Orlen não a questionou e deixou o homem ir, que se soltou dele e saiu andando irritado a passos apressados.
Assim que a situação se apaziguou, um silêncio tomou conta do ambiente e alguns minutos se passaram sem que ninguém dissesse alguma coisa. Até que Lynn falou:
— Obrigada por me defenderem.
Ela sorriu, agradecida.
— Não precisa agradecer, aquele idiota já estava me irritando — respondeu Travok.
— Senhorita Lynn, todos aqui reconhecemos os seus esforços, confiamos em você — falou Eitan, um homem simples de cabelos escuros e olhos castanhos. — Minha esposa e minha filha ainda estão lá fora, mas eu confio no trabalho dos cavaleiros e sei que elas ficarão em segurança.
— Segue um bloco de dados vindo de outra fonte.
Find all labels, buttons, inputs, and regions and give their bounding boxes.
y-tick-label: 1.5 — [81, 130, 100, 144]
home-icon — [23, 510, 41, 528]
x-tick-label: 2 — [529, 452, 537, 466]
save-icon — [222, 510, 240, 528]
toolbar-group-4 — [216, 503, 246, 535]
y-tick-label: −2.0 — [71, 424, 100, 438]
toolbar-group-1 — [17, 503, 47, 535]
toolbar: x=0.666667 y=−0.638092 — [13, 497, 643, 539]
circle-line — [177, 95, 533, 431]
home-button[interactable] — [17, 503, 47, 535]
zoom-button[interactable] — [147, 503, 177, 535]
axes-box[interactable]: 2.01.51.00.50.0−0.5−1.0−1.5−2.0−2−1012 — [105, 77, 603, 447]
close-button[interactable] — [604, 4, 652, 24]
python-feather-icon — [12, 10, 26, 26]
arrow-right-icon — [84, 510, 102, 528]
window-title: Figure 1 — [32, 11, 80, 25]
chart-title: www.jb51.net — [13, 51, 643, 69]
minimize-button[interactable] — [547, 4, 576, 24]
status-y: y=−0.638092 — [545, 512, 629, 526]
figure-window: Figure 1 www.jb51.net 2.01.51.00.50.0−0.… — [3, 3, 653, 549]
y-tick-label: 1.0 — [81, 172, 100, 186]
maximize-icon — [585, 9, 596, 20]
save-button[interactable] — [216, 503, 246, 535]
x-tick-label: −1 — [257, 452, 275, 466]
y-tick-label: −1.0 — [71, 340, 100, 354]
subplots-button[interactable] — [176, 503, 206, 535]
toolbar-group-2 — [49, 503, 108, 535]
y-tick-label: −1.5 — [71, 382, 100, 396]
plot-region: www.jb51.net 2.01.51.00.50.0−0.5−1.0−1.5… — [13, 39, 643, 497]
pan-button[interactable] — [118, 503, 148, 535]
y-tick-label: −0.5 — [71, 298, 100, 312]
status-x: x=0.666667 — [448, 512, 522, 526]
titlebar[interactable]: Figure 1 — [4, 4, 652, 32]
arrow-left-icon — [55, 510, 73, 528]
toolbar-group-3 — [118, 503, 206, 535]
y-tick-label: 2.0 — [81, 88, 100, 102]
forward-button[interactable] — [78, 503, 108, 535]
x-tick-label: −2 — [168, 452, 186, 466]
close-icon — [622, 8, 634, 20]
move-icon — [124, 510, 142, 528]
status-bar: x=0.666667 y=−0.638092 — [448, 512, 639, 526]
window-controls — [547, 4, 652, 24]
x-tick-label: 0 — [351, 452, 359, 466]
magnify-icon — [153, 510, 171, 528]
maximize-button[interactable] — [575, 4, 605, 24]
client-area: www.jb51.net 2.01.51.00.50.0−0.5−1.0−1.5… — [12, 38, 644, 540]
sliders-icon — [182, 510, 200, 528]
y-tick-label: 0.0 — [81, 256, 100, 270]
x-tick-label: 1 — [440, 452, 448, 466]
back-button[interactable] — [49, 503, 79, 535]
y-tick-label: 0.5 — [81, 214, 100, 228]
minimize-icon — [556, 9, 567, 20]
— Não sabia que tinha uma esposa e uma filha. Como se chama a sua filha? Quantos anos ela tem? — Ela quis saber.
— Leah. Ela se chama Leah. Ela tem 5 anos… ela é adorável, seus cabelos ruivos me lembram sua mãe — Ele abriu um pequeno sorriso descontraído.
— Imagino que ela deve ser tudo pra você. Eu tenho certeza que ela e a sua esposa ficaram bem quando tudo acabar, e você poderá recebê-las com um abraço cheio de amor.
— Não se preocupe, minha filha te agradecerá pessoalmente quando a ver — disse ele.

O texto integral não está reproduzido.